Species of butterfly

Erebia pandrose, the dewy ringlet, is a member of the subfamily Satyrinae of the family Nymphalidae . It is found from the Arctic areas of northern Europe, the Pyrenees, Alps, the Apennine Mountains, the Carpathian Mountains, Kola Peninsula and Kanin Peninsula, part of the Ural and the Altai and Sayan Mountains up to Mongolia.

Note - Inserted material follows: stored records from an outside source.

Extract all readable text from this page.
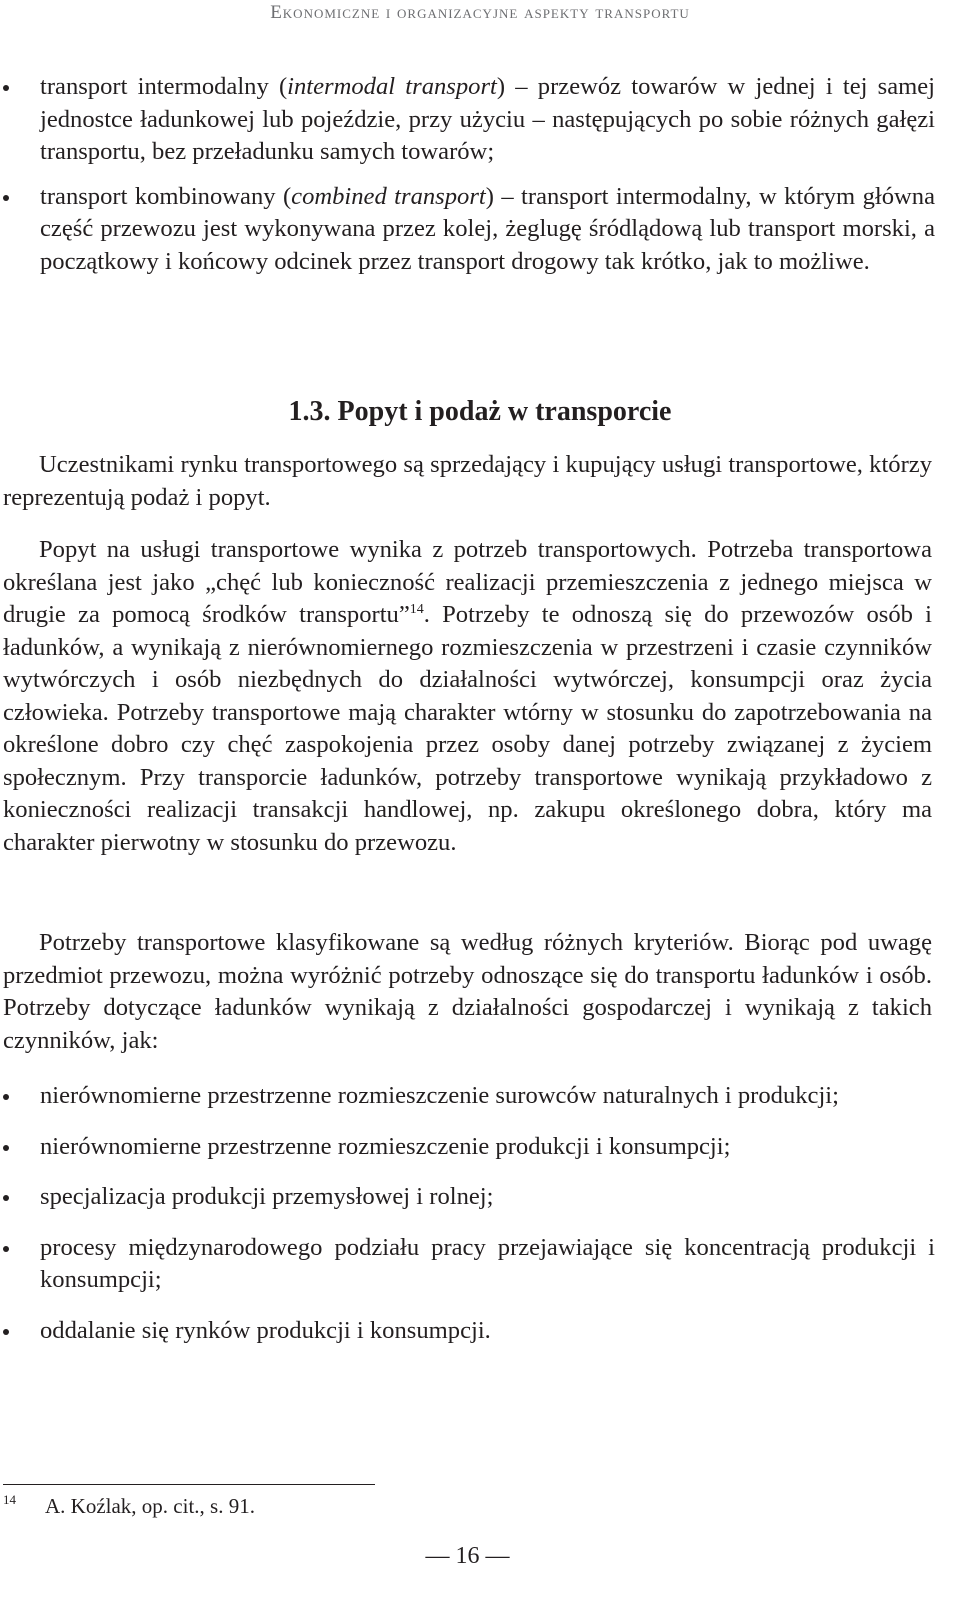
Ekonomiczne i organizacyjne aspekty transportu
transport intermodalny (intermodal transport) – przewóz towarów w jednej i tej samej jednostce ładunkowej lub pojeździe, przy użyciu – następujących po sobie różnych gałęzi transportu, bez przeładunku samych towarów;
transport kombinowany (combined transport) – transport intermodalny, w którym główna część przewozu jest wykonywana przez kolej, żeglugę śródlądową lub transport morski, a początkowy i końcowy odcinek przez transport drogowy tak krótko, jak to możliwe.
1.3. Popyt i podaż w transporcie

Uczestnikami rynku transportowego są sprzedający i kupujący usługi transportowe, którzy reprezentują podaż i popyt.

Popyt na usługi transportowe wynika z potrzeb transportowych. Potrzeba transportowa określana jest jako „chęć lub konieczność realizacji przemieszczenia z jednego miejsca w drugie za pomocą środków transportu”$^{14}$. Potrzeby te odnoszą się do przewozów osób i ładunków, a wynikają z nierównomiernego rozmieszczenia w przestrzeni i czasie czynników wytwórczych i osób niezbędnych do działalności wytwórczej, konsumpcji oraz życia człowieka. Potrzeby transportowe mają charakter wtórny w stosunku do zapotrzebowania na określone dobro czy chęć zaspokojenia przez osoby danej potrzeby związanej z życiem społecznym. Przy transporcie ładunków, potrzeby transportowe wynikają przykładowo z konieczności realizacji transakcji handlowej, np. zakupu określonego dobra, który ma charakter pierwotny w stosunku do przewozu.

Potrzeby transportowe klasyfikowane są według różnych kryteriów. Biorąc pod uwagę przedmiot przewozu, można wyróżnić potrzeby odnoszące się do transportu ładunków i osób. Potrzeby dotyczące ładunków wynikają z działalności gospodarczej i wynikają z takich czynników, jak:

nierównomierne przestrzenne rozmieszczenie surowców naturalnych i produkcji;
nierównomierne przestrzenne rozmieszczenie produkcji i konsumpcji;
specjalizacja produkcji przemysłowej i rolnej;
procesy międzynarodowego podziału pracy przejawiające się koncentracją produkcji i konsumpcji;
oddalanie się rynków produkcji i konsumpcji.
14 A. Koźlak, op. cit., s. 91.
— 16 —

The wingspan is 30–38 mm. The forewing upperside ground colour is brown adorned with an orange postmedian band interspersed by the veins and marked with a line of blind black ocelli. The hind wing upperside has line of discrete orange spots each centered with a blind black ocella .
The underside of the forewings is copper orange with a line of blind black ocelli, the hindwing undersides are mottled beige grey and brown with a lighter broad band.

==Description in Seitz==
E. lappona Esp. (= manto Frr., zilia Bkh.) (37 i). Upperside of both wings black-brown, somewhat glossy, the ground-colour of the female lighter, more grey-brown. The forewing with a rather broad russet brown band which does not reach the hindmargin and bears 4 black ocelli without pupils, the 2 upper ones standing close together and being somewhat shifted proximad. The band is not always equally distinct, varying in several directions. The hindwing has 3 - 4 black ocelli in russet -brown rings or is entirely unicolorous without markings. The forewing beneath with the central area russet -brown, the costal and distal margins being dusted with white-grey or bluish white, and the hindmargin black-brown. The ocelli as above, but mostly placed in russet -yellow rings. The hindwing beneath whitish or bluish grey with a median band which is bordered both proximally and distally by a thin brown dentate line. In the female this median band is more or less dusted with brown, the dentate lines being darker and broader and the band
therefore more prominent than in the male. Before the distal margin there are 2 or 3 black dots which are sometimes absent. Head, thorax and abdomen black, the last ashy grey beneath. Antenna brown above, grey beneath, with yellow club. In the Pyrenees, Apennines, Alps and Carpathians, mostly only at considerable altitudes. — In ab. pollux Esp. (= dubius Fuessl, aglauros Hbst., baucis Schk.) the underside is dusted with white-grey, without markings; singly among the nymotypical form, in Graubunden and in Finmark. — ab. castor Esp. (= pandrose Bkh.) has the upperside duller in colour, bearing 2 subapical dots; the very evenly leaden-grey underside of the hindwing is traversed by 2 sharply marked black-brown dentate line. An insignificant aberration, which perhaps flies everywhere in the Alps among nymotypical specimens. — In the form sthennyo Grasl. which occurs in the Central Pyrenees, the distal band of the forewing is not russet-brown but yellowish red, being proximally but indistinctly or not at all defined. The ocelli bordered with yellow rings above and beneath. — In ab. stelviana Gumpp. the forewing has no ocelli above. From the Tirolese Alps, but occurs as aberration almost everywhere among nymotypical specimens. — In the northern form mantoides Btlr. the ocelli of the forewing beneath are contiguous, forming a chain. —The Central -European mountain-form as well as the arctic form, however, vary so much individually that nearly all the aberrational forms occur in both districts. — Larva adult grass-green; head, a dorsal line, lateral macular lines and the spiracles black. Feeds on grass, and contracts like a slug when being touched. In May it changes into an obtuse pupa, which lies free on the ground and has the anterior part of the body green and the abdomen brownish. The butterfly appears according to altitude either in June or August. In the Alps one usually meets with it only from the tree-line up to the snow. It flies especially on stony slopes with a sparse covering of grass and settles by preference on the ground, visiting flowers but rarely. It is very shy and therefore not easy to catch.

Adults are on wing from June to August. There is one generation per year.

The larvae mainly feed on Festuca, Poa and Sesleria species.